Prediction of SC[RPADFT; IPADFT] on the test set after training on the entire training set. The straight line marks the angle bisector.
Which materials are well described by the IPA already?
The database presented in this work is the largest database of well-converged RPA calculations that we are aware of. Apart from being of direct practical use, one might hope to glean physical insight from such a database, for example by asking “Which (classes of) materials are well described by the IPA already”, or framed in another way, “Which materials possess very strong local-field effects”. From a theoretical point of view, the IPA is in essence a maximal truncation of a basis set (see Eq. (2)), and treats the susceptibility as being constant over the entire unit cell3,22. How correct this is obviously varies from material to material, and one might attempt to correlate it with the anisotropy of the electron density, for example. We instead make use of our descriptor SC[RPADFT;IPADFT] for an initial attempt to answer this question. Manually inspecting the materials with the lowest similarity SC[RPADFT;IPADFT] (see “Code availability” statement) reveals that most of these materials are ones that either consist of condensed weakly bound clusters or molecules (e.g., S8-rings, N2O, CO2, N2) or materials including many halogen or nitrogen atoms. The response of the former class is spatially inhomogeneous more or less by definition. Intuitively, strong local-field effects of the latter class might be explained by its very electronegative elements, which lead to unequal charge distributions and anisotropic screening. However, an explanation of low SC[RPADFT;IPADFT] values based on electronegativity alone suggests small SC values for oxides as well, which is not clearly supported by the data. Direct inspection of the materials with the largest SC[RPADFT;IPADFT] did not show any obvious material clusters.

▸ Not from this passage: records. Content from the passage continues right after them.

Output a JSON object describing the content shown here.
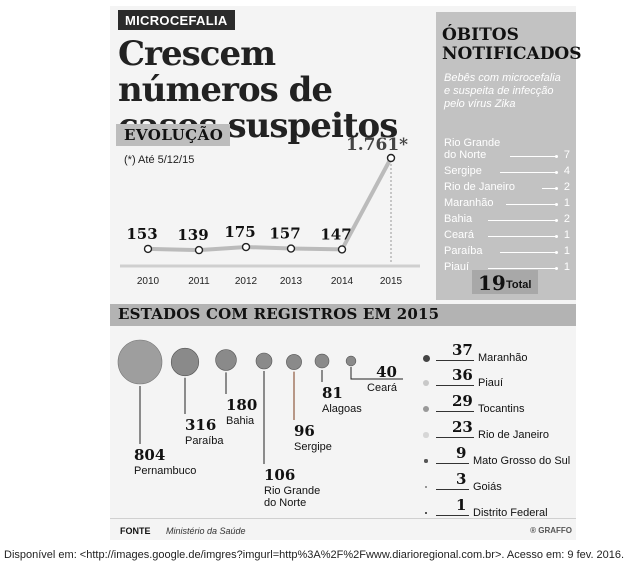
{
  "tag": "MICROCEFALIA",
  "headline": "Crescem números de casos suspeitos",
  "evolution": {
    "label": "EVOLUÇÃO",
    "footnote": "(*) Até 5/12/15"
  },
  "obitos": {
    "title": "ÓBITOS NOTIFICADOS",
    "description": "Bebês com microcefalia e suspeita de infecção pelo vírus Zika",
    "rows": [
      {
        "name": "Rio Grande do Norte",
        "value": "7"
      },
      {
        "name": "Sergipe",
        "value": "4"
      },
      {
        "name": "Rio de Janeiro",
        "value": "2"
      },
      {
        "name": "Maranhão",
        "value": "1"
      },
      {
        "name": "Bahia",
        "value": "2"
      },
      {
        "name": "Ceará",
        "value": "1"
      },
      {
        "name": "Paraíba",
        "value": "1"
      },
      {
        "name": "Piauí",
        "value": "1"
      }
    ],
    "total_number": "19",
    "total_label": "Total"
  },
  "states_section_title": "ESTADOS COM REGISTROS EM 2015",
  "source_label": "FONTE",
  "source_value": "Ministério da Saúde",
  "brand": "® GRAFFO",
  "citation": "Disponível em: <http://images.google.de/imgres?imgurl=http%3A%2F%2Fwww.diarioregional.com.br>. Acesso em: 9 fev. 2016.",
  "chart_data": [
    {
      "type": "line",
      "categories": [
        "2010",
        "2011",
        "2012",
        "2013",
        "2014",
        "2015"
      ],
      "values": [
        153,
        139,
        175,
        157,
        147,
        1761
      ],
      "data_labels": [
        "153",
        "139",
        "175",
        "157",
        "147",
        "1.761*"
      ],
      "grid": false
    },
    {
      "type": "scatter",
      "categories": [
        "Pernambuco",
        "Paraíba",
        "Bahia",
        "Rio Grande do Norte",
        "Sergipe",
        "Alagoas",
        "Ceará",
        "Maranhão",
        "Piauí",
        "Tocantins",
        "Rio de Janeiro",
        "Mato Grosso do Sul",
        "Goiás",
        "Distrito Federal"
      ],
      "values": [
        804,
        316,
        180,
        106,
        96,
        81,
        40,
        37,
        36,
        29,
        23,
        9,
        3,
        1
      ]
    }
  ]
}
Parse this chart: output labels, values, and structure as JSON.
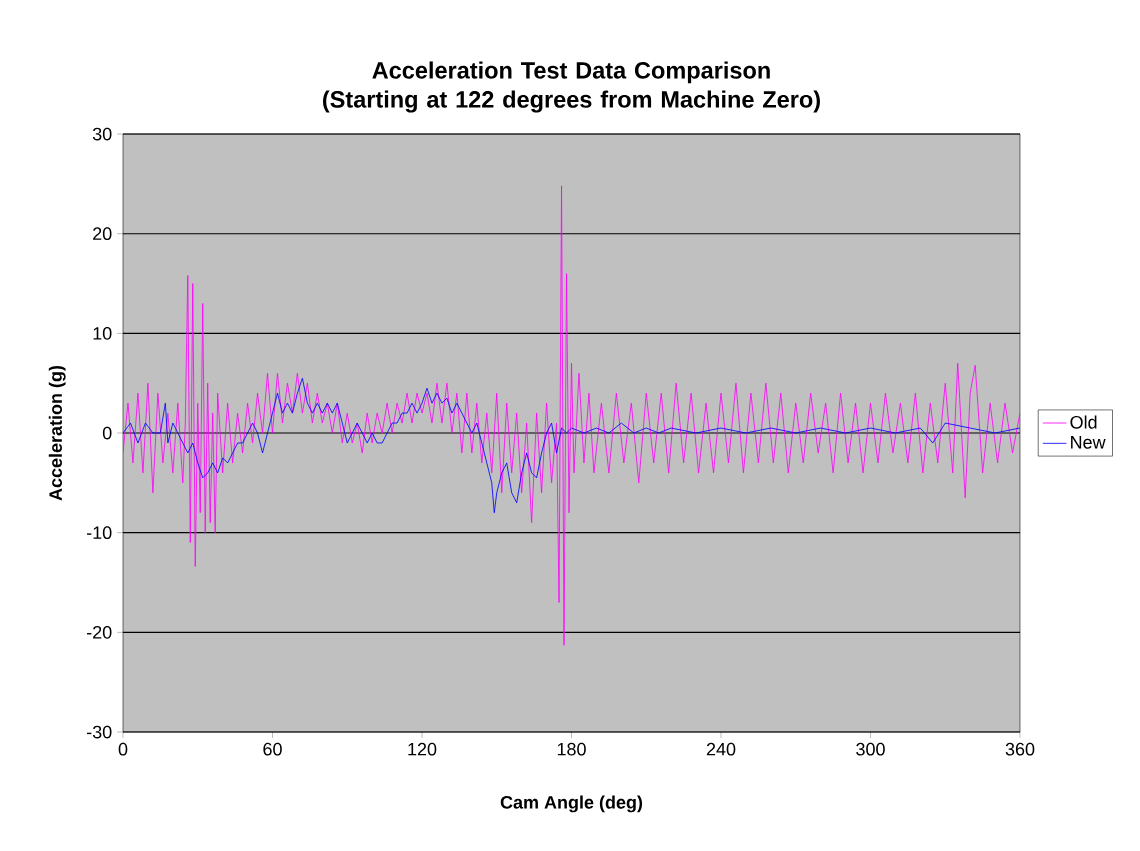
{
  "chart_data": {
    "type": "line",
    "title": "Acceleration Test Data Comparison (Starting at 122 degrees from Machine Zero)",
    "xlabel": "Cam Angle (deg)",
    "ylabel": "Acceleration (g)",
    "xlim": [
      0,
      360
    ],
    "ylim": [
      -30,
      30
    ],
    "xticks": [
      0,
      60,
      120,
      180,
      240,
      300,
      360
    ],
    "yticks": [
      -30,
      -20,
      -10,
      0,
      10,
      20,
      30
    ],
    "grid": "y",
    "legend": "right",
    "marker": "none",
    "series": [
      {
        "name": "Old",
        "color": "#ff00ff",
        "x": [
          0,
          2,
          4,
          6,
          8,
          10,
          12,
          14,
          16,
          18,
          20,
          22,
          24,
          25,
          26,
          27,
          28,
          29,
          30,
          31,
          32,
          33,
          34,
          35,
          36,
          37,
          38,
          40,
          42,
          44,
          46,
          48,
          50,
          52,
          54,
          56,
          58,
          60,
          62,
          64,
          66,
          68,
          70,
          72,
          74,
          76,
          78,
          80,
          82,
          84,
          86,
          88,
          90,
          92,
          94,
          96,
          98,
          100,
          102,
          104,
          106,
          108,
          110,
          112,
          114,
          116,
          118,
          120,
          122,
          124,
          126,
          128,
          130,
          132,
          134,
          136,
          138,
          140,
          142,
          144,
          146,
          148,
          150,
          152,
          154,
          156,
          158,
          160,
          162,
          164,
          166,
          168,
          170,
          172,
          174,
          175,
          176,
          177,
          178,
          179,
          180,
          181,
          183,
          185,
          187,
          189,
          192,
          195,
          198,
          201,
          204,
          207,
          210,
          213,
          216,
          219,
          222,
          225,
          228,
          231,
          234,
          237,
          240,
          243,
          246,
          249,
          252,
          255,
          258,
          261,
          264,
          267,
          270,
          273,
          276,
          279,
          282,
          285,
          288,
          291,
          294,
          297,
          300,
          303,
          306,
          309,
          312,
          315,
          318,
          321,
          324,
          327,
          330,
          333,
          335,
          338,
          340,
          342,
          345,
          348,
          351,
          354,
          357,
          360
        ],
        "values": [
          -2,
          3,
          -3,
          4,
          -4,
          5,
          -6,
          4,
          -3,
          2,
          -4,
          3,
          -5,
          1,
          15.8,
          -11,
          15,
          -13.4,
          3,
          -8,
          13,
          -10,
          5,
          -9,
          2,
          -10,
          4,
          -4,
          3,
          -3,
          2,
          -2,
          3,
          -1,
          4,
          0,
          6,
          0,
          6,
          1,
          5,
          2,
          6,
          2,
          5,
          1,
          4,
          1,
          3,
          0,
          3,
          -1,
          2,
          -1,
          1,
          -2,
          2,
          -1,
          2,
          0,
          3,
          0,
          3,
          1,
          4,
          1,
          4,
          2,
          4,
          1,
          5,
          1,
          5,
          0,
          4,
          -2,
          4,
          -2,
          3,
          -3,
          2,
          -4,
          4,
          -6,
          3,
          -4,
          2,
          -6,
          1,
          -9,
          2,
          -6,
          3,
          -5,
          1,
          -17,
          24.8,
          -21.3,
          16,
          -8,
          7,
          -4,
          6,
          -3,
          4,
          -4,
          3,
          -4,
          4,
          -3,
          3,
          -5,
          4,
          -3,
          4,
          -4,
          5,
          -3,
          4,
          -4,
          3,
          -4,
          4,
          -3,
          5,
          -4,
          4,
          -3,
          5,
          -3,
          4,
          -4,
          3,
          -3,
          4,
          -2,
          3,
          -4,
          4,
          -3,
          3,
          -4,
          3,
          -3,
          4,
          -2,
          3,
          -3,
          4,
          -4,
          3,
          -3,
          5,
          -4,
          7,
          -6.5,
          4,
          6.8,
          -4,
          3,
          -3,
          3,
          -2,
          2
        ]
      },
      {
        "name": "New",
        "color": "#0000ff",
        "x": [
          0,
          3,
          6,
          9,
          12,
          15,
          17,
          18,
          20,
          22,
          24,
          26,
          28,
          30,
          32,
          34,
          36,
          38,
          40,
          42,
          44,
          46,
          48,
          50,
          52,
          54,
          56,
          58,
          60,
          62,
          64,
          66,
          68,
          70,
          72,
          74,
          76,
          78,
          80,
          82,
          84,
          86,
          88,
          90,
          92,
          94,
          96,
          98,
          100,
          102,
          104,
          106,
          108,
          110,
          112,
          114,
          116,
          118,
          120,
          122,
          124,
          126,
          128,
          130,
          132,
          134,
          136,
          138,
          140,
          142,
          144,
          146,
          148,
          149,
          150,
          152,
          154,
          156,
          158,
          160,
          162,
          164,
          166,
          168,
          170,
          172,
          174,
          176,
          178,
          180,
          185,
          190,
          195,
          200,
          205,
          210,
          215,
          220,
          230,
          240,
          250,
          260,
          270,
          280,
          290,
          300,
          310,
          320,
          325,
          330,
          340,
          350,
          360
        ],
        "values": [
          0,
          1,
          -1,
          1,
          0,
          0,
          3,
          -1,
          1,
          0,
          -1,
          -2,
          -1,
          -3,
          -4.5,
          -4,
          -3,
          -4,
          -2.5,
          -3,
          -2,
          -1,
          -1,
          0,
          1,
          0,
          -2,
          0,
          2,
          4,
          2,
          3,
          2,
          4,
          5.5,
          3,
          2,
          3,
          2,
          3,
          2,
          3,
          1,
          -1,
          0,
          1,
          0,
          -1,
          0,
          -1,
          -1,
          0,
          1,
          1,
          2,
          2,
          3,
          2,
          3,
          4.5,
          3,
          4,
          3,
          3.5,
          2,
          3,
          2,
          1,
          0,
          1,
          -1,
          -3,
          -5,
          -8,
          -6,
          -4,
          -3,
          -6,
          -7,
          -4,
          -2,
          -4,
          -4.5,
          -2,
          0,
          1,
          -2,
          0.5,
          0,
          0.5,
          0,
          0.5,
          0,
          1,
          0,
          0.5,
          0,
          0.5,
          0,
          0.5,
          0,
          0.5,
          0,
          0.5,
          0,
          0.5,
          0,
          0.5,
          -1,
          1,
          0.5,
          0,
          0.5
        ]
      }
    ]
  }
}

We therefore proceed with an alternative approach. We extract the latent activations for the SC[RPADFT;IPADFT]-prediction network after the pooling step and reduce them to two dimensions using the UMAP algorithm30 (for details, see “Methods” section). As we have previously shown, a UMAP after the pooling step (on our specific architecture) generally clusters according to chemical principles and can be interpreted as a map of the chemical space from the point of view of the trained model29. The resulting UMAP is shown in Fig. 7, and one can clearly see that the materials with extremely low similarity cluster (materials with many halogen atoms to the right, azides, nitrates etc. to the lower left), while materials with average or high similarity are more spread out. The identity of each dot (i.e., each material) is identified via an interactive version of this UMAP with which one can investigate where each material is placed (see “Data availability” section).
Fig. 7: UMAP of latent embeddings of SC-prediction model, colored by true SC.
Each dot represents a material. The color and size of each dot are related to the SC, with larger/darker dots showing less similarity between RPA and IPA. There are two distinct clusters of very low similarity. The right purple cluster consists of compounds with extreme amounts of halogens (e.g., KF3, RbBrF6, XeF2, etc.), while the purple cluster closer to the lower left corner consists mostly of azides, nitrates and other nitrogen-containing compounds (e.g., NaN3, LiNO3, N2, etc.).